I impose a Monday deadline on myself because when I was younger, I never did my homework on time.  I spent a great many afternoons in 6th grade sitting in detention and finishing my science labs.  It only got worse as I got older.  It wasn’t until my fateful year at college that I learned to work with deadlines, and I try to impose them on myself to keep my life in order.  I am a procrastinator from way back, and it’s difficult to change one’s stripes, so I am always trying.  Thus, I imposed a deadline for my blog.  Every Monday, I will post something, whether profound or not, just something so I can hold myself accountable.  However, deadlines are made to be broken.

I have written this before.  I have also written the same excuse for this broken deadline, because it is always the same excuse…it is difficult to write with an IV in one’s arm, or as the case was Monday, one’s foot.

I don’t like to write about getting sick because I have a lot of emotions attached to it, mostly anger and rage.  Mostly failure.  Like, I know I did nothing to end up in the hospital on Monday morning.  I took my pills.  I followed my diet.  And yet my stomach rebelled, as it is wont to do, and landed me back at good old Mercy hospital.

First, there’s the waiting room, which has at best lasted thirty seconds and at worst lasted eight hours.  We were somewhere in the middle on this one.  Then there’s triage, where they try to find a vein, fail miserably, give up and put me in a room.  They send another nurse, the “vein whisperer,” if you will, and she pulls out all the stops.  Still, nothing, and they go to the foot.  Finally, they’re taking blood.  Finally, I can get some meds.  Compazine and Zofran and Ativan and Morphine…and then there is sleep.

I wake up and they tell me I can’t leave, my blood sugar is too high, because of course diabetes wants to come out and play, too.  They will keep me overnight for observation, which sounds simple but means I probably won’t be out until at least supper time.  I wake up in the night in pain, more morphine; I wake up nauseated, more Zofran.  Someone brings a breakfast I don’t touch.  Someone takes my blood.  Someone else brings fresh water, and that tastes remarkable.  My blood sugar is normal again, and if I eat, they’ll take out my IV.  I do as I’m told between sleeps.

Eventually a doctor comes around the same time as my lunch tray and tells me I can go home if I eat soup a little soupier than that they just gave me.  I wait longer for food.  I eat, I don’t throw up, so I call my nurse and tell her I want to go home.  I wait.  Three hours later, she takes the IV out of my foot, tests my blood sugar, and sends me on my way.

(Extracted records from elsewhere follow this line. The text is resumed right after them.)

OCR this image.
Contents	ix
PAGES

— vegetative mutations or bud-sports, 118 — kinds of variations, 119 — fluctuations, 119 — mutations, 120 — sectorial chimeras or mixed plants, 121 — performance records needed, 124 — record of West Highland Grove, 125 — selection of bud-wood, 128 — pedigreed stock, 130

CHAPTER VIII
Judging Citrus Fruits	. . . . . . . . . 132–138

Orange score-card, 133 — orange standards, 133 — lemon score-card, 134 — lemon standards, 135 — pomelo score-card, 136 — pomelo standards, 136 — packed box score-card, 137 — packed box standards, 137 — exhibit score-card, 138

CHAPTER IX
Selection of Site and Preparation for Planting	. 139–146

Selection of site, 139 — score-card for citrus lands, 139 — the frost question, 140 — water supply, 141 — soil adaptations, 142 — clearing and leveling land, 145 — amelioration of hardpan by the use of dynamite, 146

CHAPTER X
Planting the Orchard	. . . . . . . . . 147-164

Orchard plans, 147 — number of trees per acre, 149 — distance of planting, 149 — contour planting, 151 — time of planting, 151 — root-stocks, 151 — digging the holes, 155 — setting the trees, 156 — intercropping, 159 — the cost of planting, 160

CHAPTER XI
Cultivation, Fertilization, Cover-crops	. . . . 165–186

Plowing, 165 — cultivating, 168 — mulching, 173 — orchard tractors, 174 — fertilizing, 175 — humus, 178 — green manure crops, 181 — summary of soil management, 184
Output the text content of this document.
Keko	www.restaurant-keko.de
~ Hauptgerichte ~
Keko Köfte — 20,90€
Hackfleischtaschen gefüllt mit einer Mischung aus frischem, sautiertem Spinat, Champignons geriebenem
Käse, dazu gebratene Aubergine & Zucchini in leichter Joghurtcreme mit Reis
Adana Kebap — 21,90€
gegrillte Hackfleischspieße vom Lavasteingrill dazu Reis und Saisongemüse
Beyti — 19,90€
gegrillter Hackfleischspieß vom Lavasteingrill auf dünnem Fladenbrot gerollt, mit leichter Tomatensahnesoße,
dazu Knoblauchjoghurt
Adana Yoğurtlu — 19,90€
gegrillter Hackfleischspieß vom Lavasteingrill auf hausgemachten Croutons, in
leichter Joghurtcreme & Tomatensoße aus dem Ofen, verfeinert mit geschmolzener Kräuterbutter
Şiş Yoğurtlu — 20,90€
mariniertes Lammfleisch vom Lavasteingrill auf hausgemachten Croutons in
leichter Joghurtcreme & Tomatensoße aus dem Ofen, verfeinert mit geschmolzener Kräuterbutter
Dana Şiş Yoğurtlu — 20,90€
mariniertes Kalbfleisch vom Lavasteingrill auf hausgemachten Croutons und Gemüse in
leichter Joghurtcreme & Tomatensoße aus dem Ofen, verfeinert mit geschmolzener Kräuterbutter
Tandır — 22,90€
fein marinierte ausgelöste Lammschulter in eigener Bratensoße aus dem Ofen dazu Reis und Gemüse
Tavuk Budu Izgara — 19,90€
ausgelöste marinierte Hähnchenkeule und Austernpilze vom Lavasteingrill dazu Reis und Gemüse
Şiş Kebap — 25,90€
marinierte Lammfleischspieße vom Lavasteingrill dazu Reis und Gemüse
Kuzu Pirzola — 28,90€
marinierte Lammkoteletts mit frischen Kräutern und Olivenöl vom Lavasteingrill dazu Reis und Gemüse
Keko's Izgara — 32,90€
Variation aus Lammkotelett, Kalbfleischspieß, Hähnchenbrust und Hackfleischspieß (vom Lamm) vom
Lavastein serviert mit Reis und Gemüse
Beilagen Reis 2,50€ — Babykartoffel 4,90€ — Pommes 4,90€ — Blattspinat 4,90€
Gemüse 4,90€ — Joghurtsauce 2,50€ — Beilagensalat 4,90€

This is a short visit.  This isn’t the nine days I spent in June, and it doesn’t feel like October when I went back three times in a week.  This is just one day that throws me off by a century.  I wake up this morning with pain in my stomach and a faulty gag reflex and run to the bathroom, terrified that we will be going back for round two.  I take my meds and pray they stay down.  I eat a cracker.  I wait.  Eventually the pain subsides and I don’t feel the urge to puke, so I eat another cracker.  I wait.

There’s a lot of waiting.

Now, I sit at my desk which is downright buried under stuff, because of course the house looks like four child-sized tornados went through it.  Cleanup is also the thing I do on Mondays, right after posting my blog, and it is the thing I will be doing this Wednesday, despite my body being tired from retching and my brain foggy from medications.  I have to do it though, because I need that normalcy in my life.  I need that to hold onto when I lose a day, or three, to a broken gut.